Alors que l’année 2023 vient à peine de commencer, les forces israéliennes ont déjà tué quatre Palestiniens en quatre jours. Le nouveau ministre israélien de la Sécurité, Itamar Ben-Gvir, a quant à lui provoqué une condamnation internationale après avoir visité le complexe de la mosquée Al-Asqa sous haute surveillance policière.

L’armée israélienne a également lancé des plans pour déplacer plus de 1 000 Palestiniens à Masafer Yatta dans le sud de la Cisjordanie, en démolissant des maisons, des écoles, des fermes et des infrastructures d’eau dans le village.

 

Des colons enhardis, l’impunité pour les soldats

 

La composition du gouvernement de Netanyahu donne le feu vert aux colons pour intensifier leur violence en Cisjordanie occupée et aux forces israéliennes pour agir avec un plus grand mépris de la vie et des droits fondamentaux des Palestiniens.

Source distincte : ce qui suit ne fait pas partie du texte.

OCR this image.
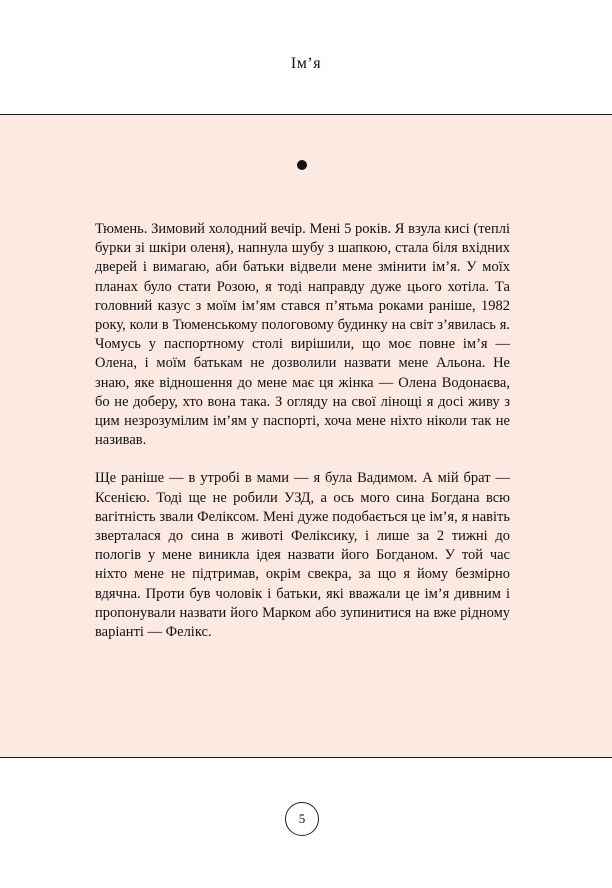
Ім’я

Тюмень. Зимовий холодний вечір. Мені 5 років. Я взула кисі (теплі бурки зі шкіри оленя), напнула шубу з шапкою, стала біля вхідних дверей і вимагаю, аби батьки відвели мене змінити ім’я. У моїх планах було стати Розою, я тоді направду дуже цього хотіла. Та головний казус з моїм ім’ям стався п’ятьма роками раніше, 1982 року, коли в Тюменському пологовому будинку на світ з’явилась я. Чомусь у паспортному столі вирішили, що моє повне ім’я — Олена, і моїм батькам не дозволили назвати мене Альона. Не знаю, яке відношення до мене має ця жінка — Олена Водонаєва, бо не доберу, хто вона така. З огляду на свої лінощі я досі живу з цим незрозумілим ім’ям у паспорті, хоча мене ніхто ніколи так не називав.

Ще раніше — в утробі в мами — я була Вадимом. А мій брат — Ксенією. Тоді ще не робили УЗД, а ось мого сина Богдана всю вагітність звали Феліксом. Мені дуже подобається це ім’я, я навіть зверталася до сина в животі Феліксику, і лише за 2 тижні до пологів у мене виникла ідея назвати його Богданом. У той час ніхто мене не підтримав, окрім свекра, за що я йому безмірно вдячна. Проти був чоловік і батьки, які вважали це ім’я дивним і пропонували назвати його Марком або зупинитися на вже рідному варіанті — Фелікс.

5
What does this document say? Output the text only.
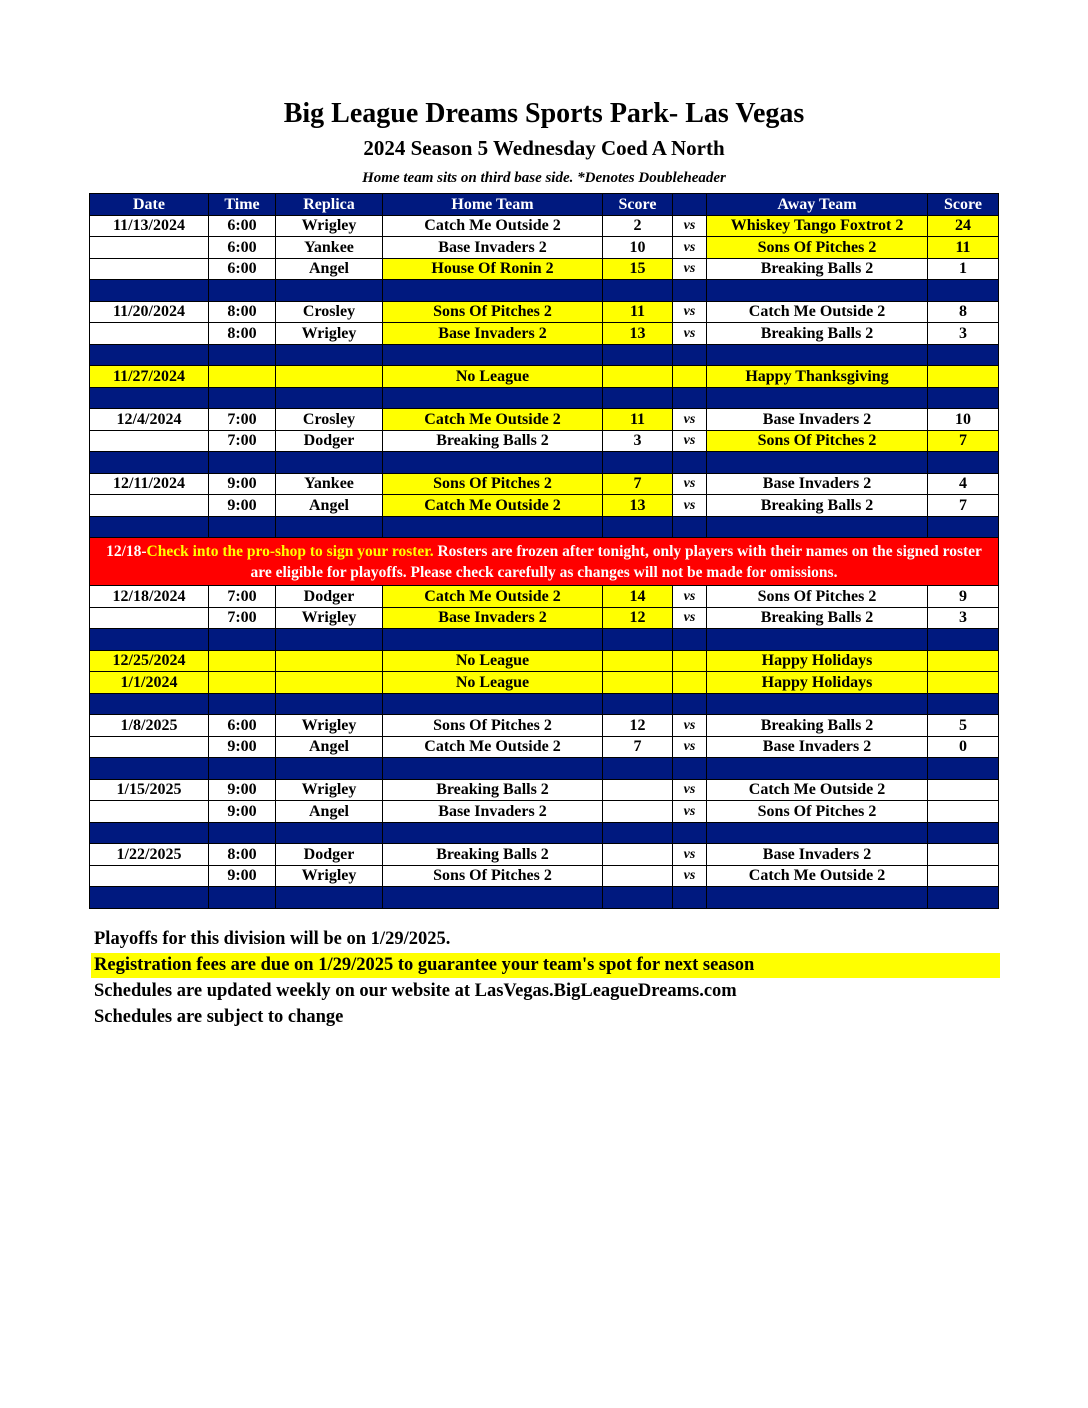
Big League Dreams Sports Park- Las Vegas
2024 Season 5 Wednesday Coed A North

Home team sits on third base side. *Denotes Doubleheader

Date	Time	Replica	Home Team	Score		Away Team	Score
11/13/2024	6:00	Wrigley	Catch Me Outside 2	2	vs	Whiskey Tango Foxtrot 2	24
	6:00	Yankee	Base Invaders 2	10	vs	Sons Of Pitches 2	11
	6:00	Angel	House Of Ronin 2	15	vs	Breaking Balls 2	1

11/20/2024	8:00	Crosley	Sons Of Pitches 2	11	vs	Catch Me Outside 2	8
	8:00	Wrigley	Base Invaders 2	13	vs	Breaking Balls 2	3

11/27/2024			No League			Happy Thanksgiving	

12/4/2024	7:00	Crosley	Catch Me Outside 2	11	vs	Base Invaders 2	10
	7:00	Dodger	Breaking Balls 2	3	vs	Sons Of Pitches 2	7

12/11/2024	9:00	Yankee	Sons Of Pitches 2	7	vs	Base Invaders 2	4
	9:00	Angel	Catch Me Outside 2	13	vs	Breaking Balls 2	7

12/18-Check into the pro-shop to sign your roster. Rosters are frozen after tonight, only players with their names on the signed roster are eligible for playoffs. Please check carefully as changes will not be made for omissions.							
12/18/2024	7:00	Dodger	Catch Me Outside 2	14	vs	Sons Of Pitches 2	9
	7:00	Wrigley	Base Invaders 2	12	vs	Breaking Balls 2	3

12/25/2024			No League			Happy Holidays	
1/1/2024			No League			Happy Holidays	

1/8/2025	6:00	Wrigley	Sons Of Pitches 2	12	vs	Breaking Balls 2	5
	9:00	Angel	Catch Me Outside 2	7	vs	Base Invaders 2	0

1/15/2025	9:00	Wrigley	Breaking Balls 2		vs	Catch Me Outside 2	
	9:00	Angel	Base Invaders 2		vs	Sons Of Pitches 2	

1/22/2025	8:00	Dodger	Breaking Balls 2		vs	Base Invaders 2	
	9:00	Wrigley	Sons Of Pitches 2		vs	Catch Me Outside 2	

Playoffs for this division will be on 1/29/2025.
Registration fees are due on 1/29/2025 to guarantee your team's spot for next season
Schedules are updated weekly on our website at LasVegas.BigLeagueDreams.com
Schedules are subject to change
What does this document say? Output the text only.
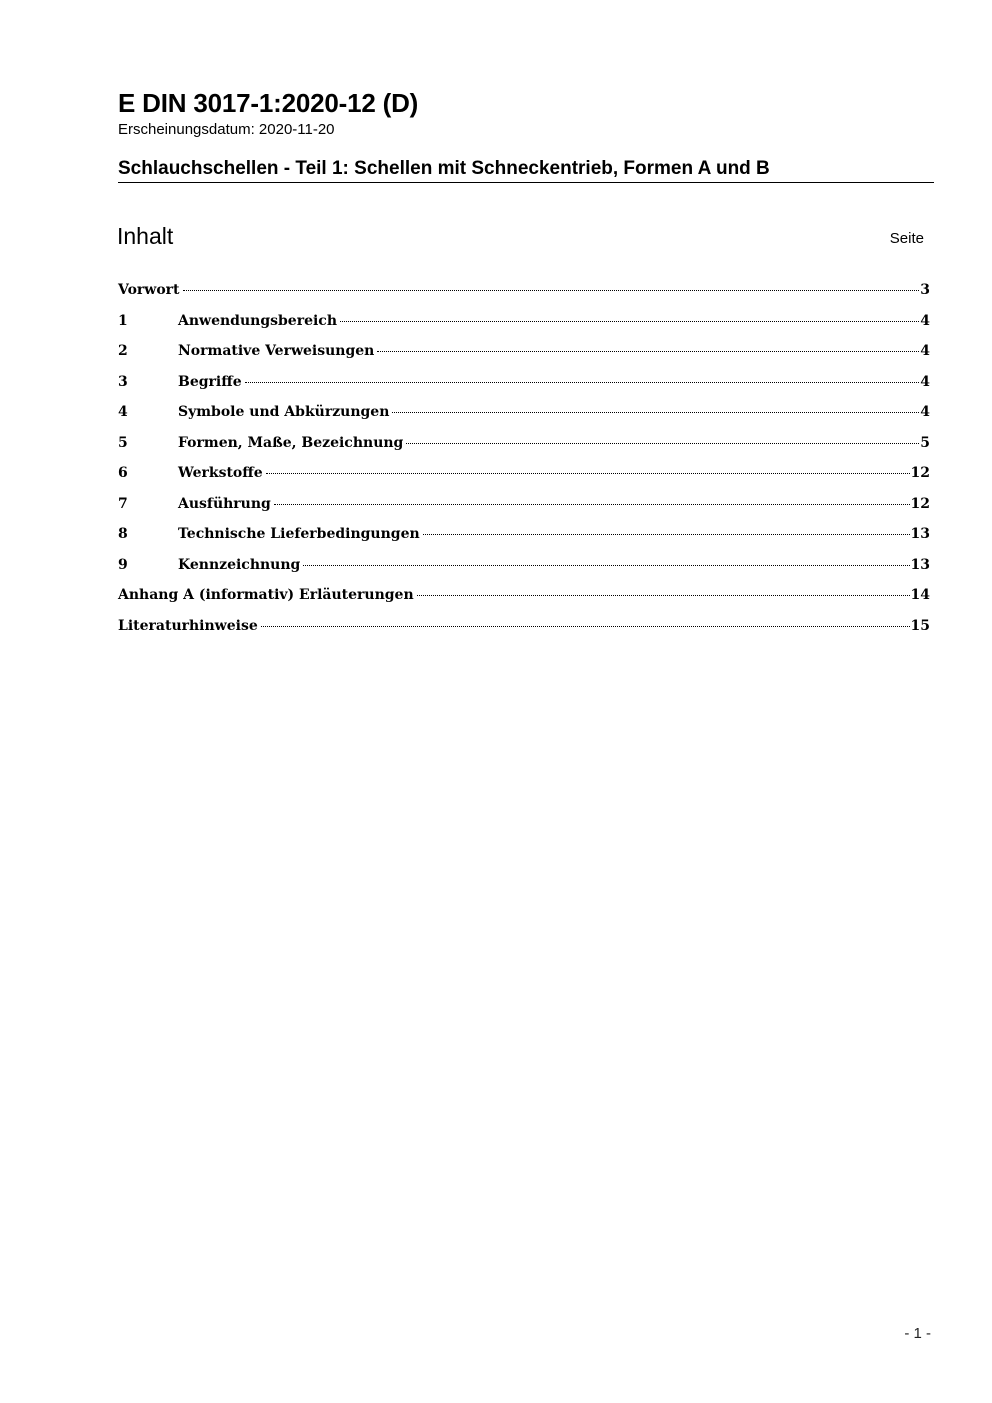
E DIN 3017-1:2020-12 (D)
Erscheinungsdatum: 2020-11-20
Schlauchschellen - Teil 1: Schellen mit Schneckentrieb, Formen A und B
Inhalt	Seite
Vorwort	3
1	Anwendungsbereich	4
2	Normative Verweisungen	4
3	Begriffe	4
4	Symbole und Abkürzungen	4
5	Formen, Maße, Bezeichnung	5
6	Werkstoffe	12
7	Ausführung	12
8	Technische Lieferbedingungen	13
9	Kennzeichnung	13
Anhang A (informativ) Erläuterungen	14
Literaturhinweise	15
- 1 -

Peu après la victoire électorale de l’extrême droite israélienne, un soldat israélien a été filmé en train de frapper un militant pacifiste à Hébron, tandis qu’un autre disait à Issa Amro, militant palestinien de la résistance non violente : « Je déteste les gens de gauche. Ben-Gvir va régler les choses ici. C’est tout, vous avez perdu… la fête est terminée ».

Lorsque les deux soldats ont été suspendus, Ben-Gvir et des membres de la Knesset appartenant au parti Likoud de Netanyahou se sont élevés contre la décision de l’armée et ont défendu les soldats. Ben-Gvir a rendu visite aux familles des soldats pour leur témoigner son soutien. Peu de temps après, des images ont montré des soldats israéliens dansant avec jubilation autour de Ben-Gvir.

Avec la prise de contrôle de la police des frontières et des forces de police paramilitaires israéliennes par Ben-Gvir, leader du parti d’extrême droite Pouvoir juif, les Palestiniens s’attendent à une augmentation significative des violations israéliennes.

Le provocateur d’extrême droite a conclu un accord avec le parti au pouvoir, le Likoud, pour assouplir les règles d’engagement israéliennes, déjà controversées, afin de permettre de tirer mortellement sur des Palestiniens tenant des pierres ou des bombes incendiaires.

L’accord propose d’accorder une immunité totale aux soldats et policiers israéliens, même s’ils agissent en violation des règles d’engagement ou en dehors du service actif.

 

Cimenter l’apartheid

 

La première déclaration décrivant la politique officielle de base du nouveau gouvernement israélien, publiée par Netanyahou sur Twitter, est que « le peuple juif a un droit exclusif et incontestable sur toutes les régions de la Terre d’Israël », y compris les hauteurs du Golan et la Cisjordanie occupées.

Hagai El-Ad, directeur de la principale organisation israélienne de défense des droits de l’homme B’Tselem, a déclaré qu’il s’agissait d’une déclaration d’un « régime de suprématie juive du Jourdain à la mer Méditerranée », conforme au crime d’apartheid.

 

La « judaïsation » des zones palestiniennes en Israël

 

L’une des principales politiques discriminatoires officielles du nouveau gouvernement est la « judaïsation » des zones où vivent d’importantes populations palestiniennes en Israël, comme le Néguev et la Galilée.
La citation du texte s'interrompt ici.